The governor’s spokesman said that his principal, at the official signing of a Memorandum of Understanding, MoU, for the ‘KwaraLEARN Programme, described as laughable to hear “characters who took part in the looting of public resources for basic education to talk about good governance or launching themselves back to public offices in 2023.”

Ajakaiye said the governor also disclosed that his administration spent the last two years on heavily funding basic education to take Kwara back to national reckoning, “seven years after the state was blacklisted for the looting of the UBEC funds in 2013 by the former administration.”

Ajakaiye said, “AbdulRazaq said that the introduction of KwaraLEARN came after the administration had stabilised the system. The programme will give the Kwara child access to 21st century digital education in a sustainable way.

“The former administration misbehaved. They did not invest in education at all. It is indeed saddened to know that they did what they did. We all know what UBEC stands for.

“It was created by the Federal Government to assist states with funding of basic education system. In 2013, the state was given about a billion naira and they just stole the money.

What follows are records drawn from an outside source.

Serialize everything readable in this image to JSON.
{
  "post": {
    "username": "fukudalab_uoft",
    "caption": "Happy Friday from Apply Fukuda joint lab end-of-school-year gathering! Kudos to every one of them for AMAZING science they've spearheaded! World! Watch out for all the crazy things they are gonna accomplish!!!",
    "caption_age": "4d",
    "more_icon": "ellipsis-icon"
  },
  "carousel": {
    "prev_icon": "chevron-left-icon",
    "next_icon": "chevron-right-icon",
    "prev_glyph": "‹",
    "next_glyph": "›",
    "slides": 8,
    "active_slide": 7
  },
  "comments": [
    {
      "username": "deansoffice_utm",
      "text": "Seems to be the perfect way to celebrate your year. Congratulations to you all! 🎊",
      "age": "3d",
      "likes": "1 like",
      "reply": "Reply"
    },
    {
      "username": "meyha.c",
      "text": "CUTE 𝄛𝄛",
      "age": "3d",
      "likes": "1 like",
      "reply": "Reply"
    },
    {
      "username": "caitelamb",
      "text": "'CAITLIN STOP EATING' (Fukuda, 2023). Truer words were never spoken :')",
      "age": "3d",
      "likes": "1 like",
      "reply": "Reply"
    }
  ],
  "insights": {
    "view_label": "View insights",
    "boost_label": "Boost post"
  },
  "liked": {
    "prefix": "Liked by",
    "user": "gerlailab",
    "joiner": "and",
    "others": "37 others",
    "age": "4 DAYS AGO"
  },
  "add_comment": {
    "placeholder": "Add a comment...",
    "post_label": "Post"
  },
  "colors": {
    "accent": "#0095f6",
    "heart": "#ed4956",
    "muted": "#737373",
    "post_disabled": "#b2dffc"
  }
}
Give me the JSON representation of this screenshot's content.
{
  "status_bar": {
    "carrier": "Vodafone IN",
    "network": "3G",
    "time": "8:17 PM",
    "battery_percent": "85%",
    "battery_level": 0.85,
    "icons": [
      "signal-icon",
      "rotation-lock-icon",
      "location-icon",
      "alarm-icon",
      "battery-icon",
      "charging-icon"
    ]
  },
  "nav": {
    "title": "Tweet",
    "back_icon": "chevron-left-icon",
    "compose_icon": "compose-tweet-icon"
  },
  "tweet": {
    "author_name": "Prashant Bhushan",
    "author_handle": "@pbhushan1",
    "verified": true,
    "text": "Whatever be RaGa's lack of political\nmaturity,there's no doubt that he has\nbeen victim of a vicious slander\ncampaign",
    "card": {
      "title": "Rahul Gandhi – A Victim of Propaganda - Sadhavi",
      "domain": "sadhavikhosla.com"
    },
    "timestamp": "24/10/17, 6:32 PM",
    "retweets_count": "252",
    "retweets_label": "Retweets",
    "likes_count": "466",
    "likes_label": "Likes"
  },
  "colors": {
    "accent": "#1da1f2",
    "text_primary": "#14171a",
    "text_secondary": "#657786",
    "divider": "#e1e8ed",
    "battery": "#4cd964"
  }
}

Since then the state was barred from accessing the funds.

“The state was blacklisted until 2019 when UBEC started forcing them to pay back. When we came in 2019, there was an outstanding of N450 million to be paid. So, we quickly paid that.

“The sad tale is that there had been no significant investment in education. The school infrastructure had collapsed. Teachers were not paid. Teachers were promoted, but they did not back it up.

“We are just backing it now, some dating back to 2017. Teachers were paid half salaries. Teachers were working as bricklayers to supplement their incomes because they didn’t get their salaries.

“We have come a long way. We are trying to build confidence in our teachers through training and retraining. Nobody was training the teachers, talk less of payment of salaries. So, there was a total collapse of the education system.”